Perhaps it's poverty, or minority status, or a broken home. The students who volunteered to answer the survey questionnaires were predominantly white (3 out of 4) and female (2 out of 3 in one study and 57 percent in the other); that doesn't tell us much, but white, female college students are likely to suffer less from social and economic deprivation than other groups.

Here's another idea.

A couple of months ago the Huffington Post ran an interesting feature about an increase in young American women wanting to become nuns. Yes, nuns. And not modern sisters either, but more the strict, traditional variety. It would be unwise to build too much on the surge of inquiries to Catholic vocations offices – or freelance websites – that writer Eve Fairbanks noted, but her case studies of 20-something Catholics and her own reactions to them are revealing.

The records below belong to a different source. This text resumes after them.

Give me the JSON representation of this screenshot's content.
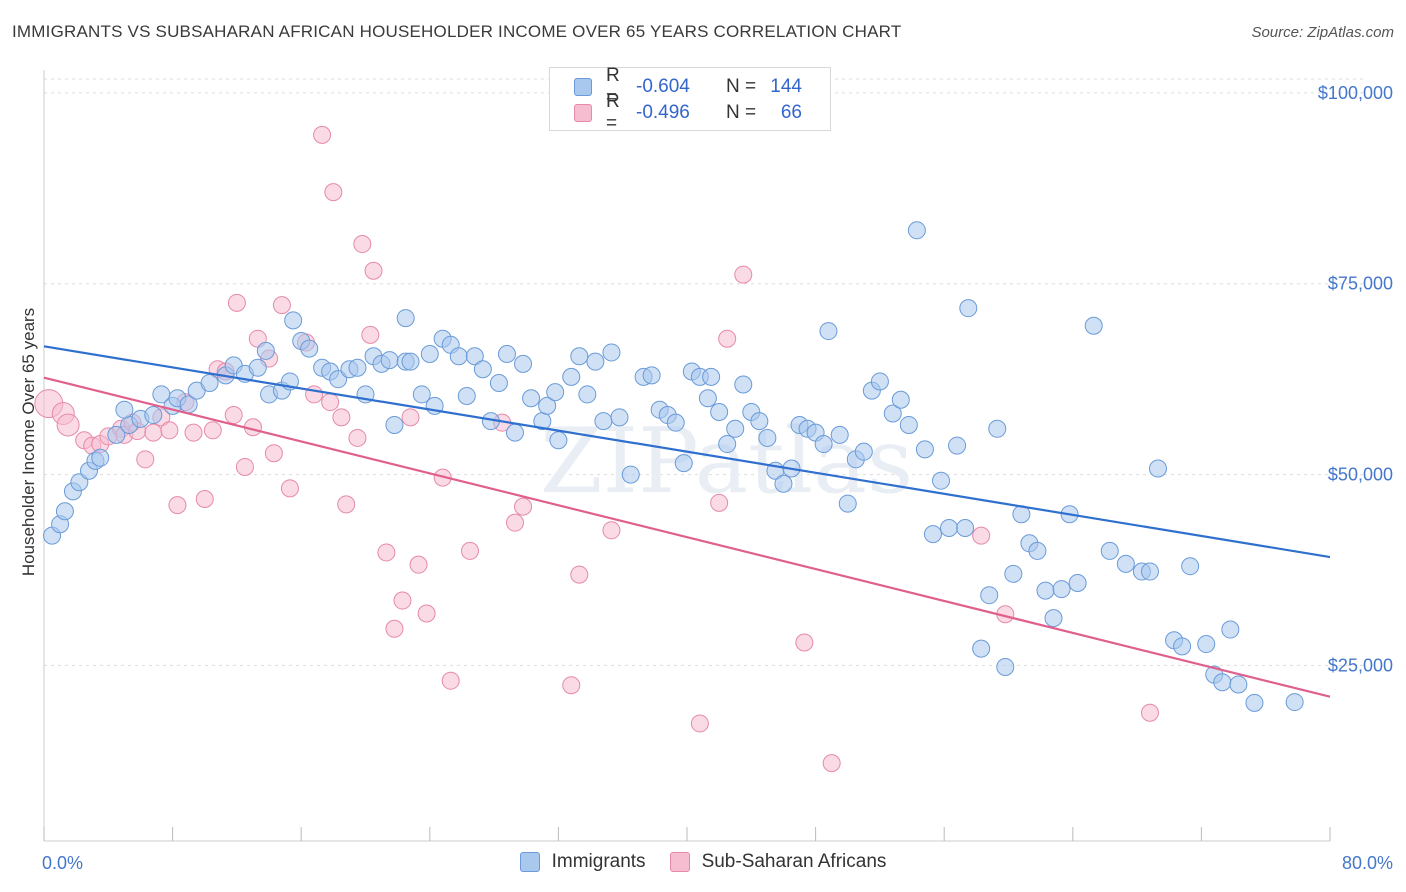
{
  "header": {
    "title": "IMMIGRANTS VS SUBSAHARAN AFRICAN HOUSEHOLDER INCOME OVER 65 YEARS CORRELATION CHART",
    "source": "Source: ZipAtlas.com"
  },
  "watermark": "ZIPatlas",
  "legend": {
    "rows": [
      {
        "r_label": "R =",
        "r_value": "-0.604",
        "n_label": "N =",
        "n_value": "144"
      },
      {
        "r_label": "R =",
        "r_value": "-0.496",
        "n_label": "N =",
        "n_value": "66"
      }
    ]
  },
  "colors": {
    "immigrants_fill": "#a9c8ee",
    "immigrants_stroke": "#6a9bd8",
    "immigrants_line": "#2f6fce",
    "africans_fill": "#f6bcd0",
    "africans_stroke": "#e68aaa",
    "africans_line": "#e0608d",
    "tick_text": "#4477cc",
    "grid": "#dddddd"
  },
  "chart_data": {
    "type": "scatter",
    "title": "IMMIGRANTS VS SUBSAHARAN AFRICAN HOUSEHOLDER INCOME OVER 65 YEARS CORRELATION CHART",
    "xlabel": "",
    "ylabel": "Householder Income Over 65 years",
    "xlim": [
      0,
      80
    ],
    "ylim": [
      2000,
      103000
    ],
    "x_tick_labels": [
      "0.0%",
      "80.0%"
    ],
    "y_ticks": [
      25000,
      50000,
      75000,
      100000
    ],
    "y_tick_labels": [
      "$25,000",
      "$50,000",
      "$75,000",
      "$100,000"
    ],
    "legend_position": "bottom",
    "series": [
      {
        "name": "Immigrants",
        "r": -0.604,
        "n": 144,
        "trend": {
          "x0": 0,
          "y0": 66800,
          "x1": 80,
          "y1": 39200
        },
        "points": [
          [
            0.5,
            42000
          ],
          [
            1.0,
            43500
          ],
          [
            1.3,
            45200
          ],
          [
            1.8,
            47800
          ],
          [
            2.2,
            49000
          ],
          [
            2.8,
            50500
          ],
          [
            3.2,
            51800
          ],
          [
            3.5,
            52200
          ],
          [
            4.5,
            55200
          ],
          [
            5.3,
            56500
          ],
          [
            5.0,
            58500
          ],
          [
            6.0,
            57300
          ],
          [
            6.8,
            57800
          ],
          [
            7.3,
            60500
          ],
          [
            8.0,
            59000
          ],
          [
            8.3,
            60000
          ],
          [
            9.0,
            59200
          ],
          [
            9.5,
            61000
          ],
          [
            10.3,
            62000
          ],
          [
            11.3,
            63000
          ],
          [
            11.8,
            64300
          ],
          [
            12.5,
            63200
          ],
          [
            13.3,
            64000
          ],
          [
            13.8,
            66200
          ],
          [
            14.0,
            60500
          ],
          [
            14.8,
            61000
          ],
          [
            15.3,
            62200
          ],
          [
            15.5,
            70200
          ],
          [
            16.0,
            67500
          ],
          [
            16.5,
            66500
          ],
          [
            17.3,
            64000
          ],
          [
            17.8,
            63500
          ],
          [
            18.3,
            62500
          ],
          [
            19.0,
            63800
          ],
          [
            19.5,
            64000
          ],
          [
            20.0,
            60500
          ],
          [
            20.5,
            65500
          ],
          [
            21.0,
            64500
          ],
          [
            21.5,
            65000
          ],
          [
            21.8,
            56500
          ],
          [
            22.5,
            64800
          ],
          [
            22.5,
            70500
          ],
          [
            22.8,
            64800
          ],
          [
            23.5,
            60500
          ],
          [
            24.0,
            65800
          ],
          [
            24.3,
            59000
          ],
          [
            24.8,
            67800
          ],
          [
            25.3,
            67000
          ],
          [
            25.8,
            65500
          ],
          [
            26.3,
            60300
          ],
          [
            26.8,
            65500
          ],
          [
            27.3,
            63800
          ],
          [
            27.8,
            57000
          ],
          [
            28.3,
            62000
          ],
          [
            28.8,
            65800
          ],
          [
            29.3,
            55500
          ],
          [
            29.8,
            64500
          ],
          [
            30.3,
            60000
          ],
          [
            31.0,
            57000
          ],
          [
            31.3,
            59000
          ],
          [
            31.8,
            60800
          ],
          [
            32.0,
            54500
          ],
          [
            32.8,
            62800
          ],
          [
            33.3,
            65500
          ],
          [
            33.8,
            60500
          ],
          [
            34.3,
            64800
          ],
          [
            34.8,
            57000
          ],
          [
            35.3,
            66000
          ],
          [
            35.8,
            57500
          ],
          [
            36.5,
            50000
          ],
          [
            37.3,
            62800
          ],
          [
            37.8,
            63000
          ],
          [
            38.3,
            58500
          ],
          [
            38.8,
            57800
          ],
          [
            39.3,
            56800
          ],
          [
            39.8,
            51500
          ],
          [
            40.3,
            63500
          ],
          [
            40.8,
            62800
          ],
          [
            41.3,
            60000
          ],
          [
            41.5,
            62800
          ],
          [
            42.0,
            58200
          ],
          [
            42.5,
            54000
          ],
          [
            43.0,
            56000
          ],
          [
            43.5,
            61800
          ],
          [
            44.0,
            58200
          ],
          [
            44.5,
            57000
          ],
          [
            45.0,
            54800
          ],
          [
            45.5,
            50500
          ],
          [
            46.0,
            48800
          ],
          [
            46.5,
            50800
          ],
          [
            47.0,
            56500
          ],
          [
            47.5,
            56000
          ],
          [
            48.0,
            55500
          ],
          [
            48.5,
            54000
          ],
          [
            48.8,
            68800
          ],
          [
            49.5,
            55200
          ],
          [
            50.0,
            46200
          ],
          [
            50.5,
            52000
          ],
          [
            51.0,
            53000
          ],
          [
            51.5,
            61000
          ],
          [
            52.0,
            62200
          ],
          [
            52.8,
            58000
          ],
          [
            53.3,
            59800
          ],
          [
            53.8,
            56500
          ],
          [
            54.3,
            82000
          ],
          [
            54.8,
            53300
          ],
          [
            55.8,
            49200
          ],
          [
            55.3,
            42200
          ],
          [
            56.3,
            43000
          ],
          [
            56.8,
            53800
          ],
          [
            57.3,
            43000
          ],
          [
            57.5,
            71800
          ],
          [
            58.3,
            27200
          ],
          [
            58.8,
            34200
          ],
          [
            59.3,
            56000
          ],
          [
            59.8,
            24800
          ],
          [
            60.3,
            37000
          ],
          [
            60.8,
            44800
          ],
          [
            61.3,
            41000
          ],
          [
            61.8,
            40000
          ],
          [
            62.3,
            34800
          ],
          [
            62.8,
            31200
          ],
          [
            63.3,
            35000
          ],
          [
            63.8,
            44800
          ],
          [
            64.3,
            35800
          ],
          [
            65.3,
            69500
          ],
          [
            66.3,
            40000
          ],
          [
            67.3,
            38300
          ],
          [
            68.3,
            37300
          ],
          [
            68.8,
            37300
          ],
          [
            69.3,
            50800
          ],
          [
            70.3,
            28300
          ],
          [
            70.8,
            27500
          ],
          [
            71.3,
            38000
          ],
          [
            72.3,
            27800
          ],
          [
            72.8,
            23800
          ],
          [
            73.3,
            22800
          ],
          [
            73.8,
            29700
          ],
          [
            74.3,
            22500
          ],
          [
            75.3,
            20100
          ],
          [
            77.8,
            20200
          ]
        ]
      },
      {
        "name": "Sub-Saharan Africans",
        "r": -0.496,
        "n": 66,
        "trend": {
          "x0": 0,
          "y0": 62700,
          "x1": 80,
          "y1": 20900
        },
        "points": [
          [
            0.3,
            59300
          ],
          [
            1.2,
            58000
          ],
          [
            1.5,
            56500
          ],
          [
            2.5,
            54500
          ],
          [
            3.0,
            53800
          ],
          [
            3.5,
            54000
          ],
          [
            4.0,
            55000
          ],
          [
            4.8,
            56000
          ],
          [
            5.0,
            55200
          ],
          [
            5.5,
            56800
          ],
          [
            5.8,
            55700
          ],
          [
            6.3,
            52000
          ],
          [
            6.8,
            55500
          ],
          [
            7.3,
            57500
          ],
          [
            7.8,
            55800
          ],
          [
            8.3,
            46000
          ],
          [
            8.8,
            59500
          ],
          [
            9.3,
            55500
          ],
          [
            10.0,
            46800
          ],
          [
            10.5,
            55800
          ],
          [
            10.8,
            63800
          ],
          [
            11.3,
            63500
          ],
          [
            11.8,
            57800
          ],
          [
            12.0,
            72500
          ],
          [
            12.5,
            51000
          ],
          [
            13.0,
            56200
          ],
          [
            13.3,
            67800
          ],
          [
            14.0,
            65200
          ],
          [
            14.3,
            52800
          ],
          [
            14.8,
            72200
          ],
          [
            15.3,
            48200
          ],
          [
            16.3,
            67300
          ],
          [
            16.8,
            60500
          ],
          [
            17.3,
            94500
          ],
          [
            17.8,
            59500
          ],
          [
            18.0,
            87000
          ],
          [
            18.5,
            57500
          ],
          [
            18.8,
            46100
          ],
          [
            19.5,
            54800
          ],
          [
            19.8,
            80200
          ],
          [
            20.3,
            68300
          ],
          [
            20.5,
            76700
          ],
          [
            21.3,
            39800
          ],
          [
            21.8,
            29800
          ],
          [
            22.3,
            33500
          ],
          [
            22.8,
            57500
          ],
          [
            23.3,
            38200
          ],
          [
            23.8,
            31800
          ],
          [
            24.8,
            49600
          ],
          [
            25.3,
            23000
          ],
          [
            26.5,
            40000
          ],
          [
            28.5,
            56800
          ],
          [
            29.3,
            43700
          ],
          [
            29.8,
            45800
          ],
          [
            32.8,
            22400
          ],
          [
            33.3,
            36900
          ],
          [
            35.3,
            42700
          ],
          [
            40.8,
            17400
          ],
          [
            42.0,
            46300
          ],
          [
            42.5,
            67800
          ],
          [
            43.5,
            76200
          ],
          [
            47.3,
            28000
          ],
          [
            49.0,
            12200
          ],
          [
            58.3,
            42000
          ],
          [
            59.8,
            31700
          ],
          [
            68.8,
            18800
          ]
        ]
      }
    ]
  }
}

What they have in common is a search for love, and meaning. Reliable, rock-solid love, meaning that gives one's life a purpose. These are things more or less absent from their life experience, and yes, broken homes are a factor (two of Fairbanks' interviewees have suffered this). They want an answer to questions like: What is worth working for? Loving for? Even living for?

Academic success, career, popularity, "relationships", a busy Facebook or Instagram account – none of these singly or even all of them together answers those questions for the would-be nuns.

What does answer them is the news that God loves them unconditionally, just as they are, before they achieve anything or even when they fail to achieve something. They discover that Christ is a lover who rewards their love a hundredfold and will never let them down, whether they become religious sisters or not (and it seems most of them will not).

At the same time, these young women are attracted to the idea of a demanding vocation, a Mother Teresa lifestyle, say, in all its stark simplicity; and to the doctrinal underpinnings of the Catholic faith that make it solid and reliable. The teacher of some high school juniors at a Catholic school tells Fairbanks how astonished he was at their positive response to a priest in full clericals who told them, "You are called to holiness. You are called to be saints."

If the Greta Thunbergs and the social justice warriors of the world show us that young people are not afraid of seriousness and moral demands, the Millennial nuns – and the hundreds of thousands of young Catholics who congregate for World Youth Days with the Pope – show that they can be just as enthusiastic when the moral vision is driven by religious faith.

In fact, morality isn't enough. What human beings crave above all is a sense that their lives rest upon the firm foundation of a love that will never fail, never end. We need the joy of finding ourselves part of a divine plot, the relief of not having to make it all up for ourselves. But this is precisely what we are not passing on to the younger generations.

In the New York Times today Ross Douthat responds to a US Senate report which shows a doubling of deaths from drugs, alcohol and suicide between 2000 and 2017, "easily eclipsing all prior 20th-century highs." At the rate of 45.8 per 100,000 Americans, this year alone would see 70,000 more of these "deaths of despair" than in 2000.

Douthat classifies typical solutions, liberal/progressive and conservative, offered for this shocking epidemic. While drug control and economic policies may prevent some of these deaths in future, he suggests, the increase in depression and suicide generally and among young people especially, "has more mysterious causes (social media? secularization?) and might only yield to a psychological and spiritual response."

"But at the same time the simultaneity of the different self-destroying trends is a brute fact of American life. And that simultaneity does not feel like just a coincidence, just correlation without entanglement - especially when you include other indicators, collapsing birthrates and declining marriage rates and decaying social trust, that all suggest a society suffering a meaning deficit, a loss of purpose and optimism and direction, a gently dehumanizing drift."

A meaning deficit, a loss of purpose, optimism and direction – these are surely at the bottom of the adolescent mental health crisis. And, deeper still, a love deficit. Can these losses be remedied except by rebuilding the institutions that nourish love, faith and happiness?